November is Native American Heritage Month!
For over twelve thousand years, Indigenous people have stewarded our watershed, cultivating interdependent relationships with our river and advocating for its protection.
Indigenous people have endured the displacement, dispossession, and violence of colonization. Yet, Massachusett, Nipmuc, and Wampanoag nations have persisted, and are today resurgent––keeping cultural traditions alive, strengthening networks of care, leading the way for climate justice + ecological restoration, and creating new opportunities for Indigenous youth.
This Native American Heritage Month, we want to honor and recognize our river's Indigenous name, Quinobequin, and highlight the importance of centering the knowledge + perspectives of Indigenous peoples in our work to restore the Charles River + prepare for climate change.
THE QUINOBEQUIN
"When the land stretched far out into the ocean, when the glaciers pushed forward the sandbar that we now call Cape Cod, the ancestors of the Wampanoag, Nipmuc, and Massachusett people were the first to set foot on the newly revealed soil. Over 12,000 years, they watched the ice melt and retreat, forming bays and flooding the lowlands, creating islands from the mainland… our river began its meandering journey westward to meet the ocean. Then, our river was known by another name, #Quinobequin," writes Hartman Deetz, Mashpee Wampanoag.
CLIMATE CHANGE & INDIGENOUS KNOWLEDGE
"As Wampanoag people, we have been here in southern New England for over 12,000 years. We have seen the glaciers melt, the oceans rise. We have watched the coastline change, evolve, and retreat. We have always understood this process is so much bigger than us, and rather than trying to bend nature to our will, understood that we had to listen to the land itself. We also understood we did have the ability to impact the world we lived in, for better or worse. While we may not be able to stop the rain and snow that cause the rivers to swell and overwhelm their banks, or to hold back the rising tide ahead of a storm, we understood the value of the many varied parts of the land and our responsibility to protect them.

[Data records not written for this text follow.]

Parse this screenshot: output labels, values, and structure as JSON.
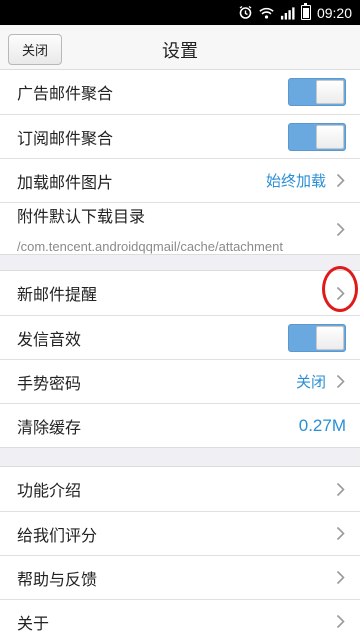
{
  "status_bar": {
    "time": "09:20",
    "icons": [
      "alarm-icon",
      "wifi-icon",
      "signal-icon",
      "battery-icon"
    ]
  },
  "header": {
    "close_label": "关闭",
    "title": "设置"
  },
  "group1": [
    {
      "label": "广告邮件聚合",
      "type": "toggle",
      "on": true
    },
    {
      "label": "订阅邮件聚合",
      "type": "toggle",
      "on": true
    },
    {
      "label": "加载邮件图片",
      "type": "value",
      "value": "始终加载"
    },
    {
      "label": "附件默认下载目录",
      "type": "path",
      "sub": "/com.tencent.androidqqmail/cache/attachment"
    }
  ],
  "group2": [
    {
      "label": "新邮件提醒",
      "type": "link"
    },
    {
      "label": "发信音效",
      "type": "toggle",
      "on": true
    },
    {
      "label": "手势密码",
      "type": "value",
      "value": "关闭"
    },
    {
      "label": "清除缓存",
      "type": "value",
      "value": "0.27M"
    }
  ],
  "group3": [
    {
      "label": "功能介绍",
      "type": "link"
    },
    {
      "label": "给我们评分",
      "type": "link"
    },
    {
      "label": "帮助与反馈",
      "type": "link"
    },
    {
      "label": "关于",
      "type": "link"
    }
  ],
  "colors": {
    "accent": "#2b8fd6",
    "toggle_on": "#6aa8e0",
    "annotation": "#e01919"
  }
}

Indigenous ways of life kept the swamps and wetlands healthy and full of #biodiversity––providing crucial resilience and habitat for all of life. Swamps and wetlands were vital sources of food, medicine, and materials. The young thin cedar saplings were used to frame houses, and yet the practice of clear-cutting was never used, instead sustainable practices of selective cutting, and thinning the trees ensured the forests could thrive for future generations.
Today, Indigenous peoples have only 5% of the world's territory, but those lands contain over 80% of the world's biodiversity. As our climate changes in dramatic ways, we need to radically restore our relationship with our lands, and learn from Indigenous ways to restore ecosystems and ensure our collective survival."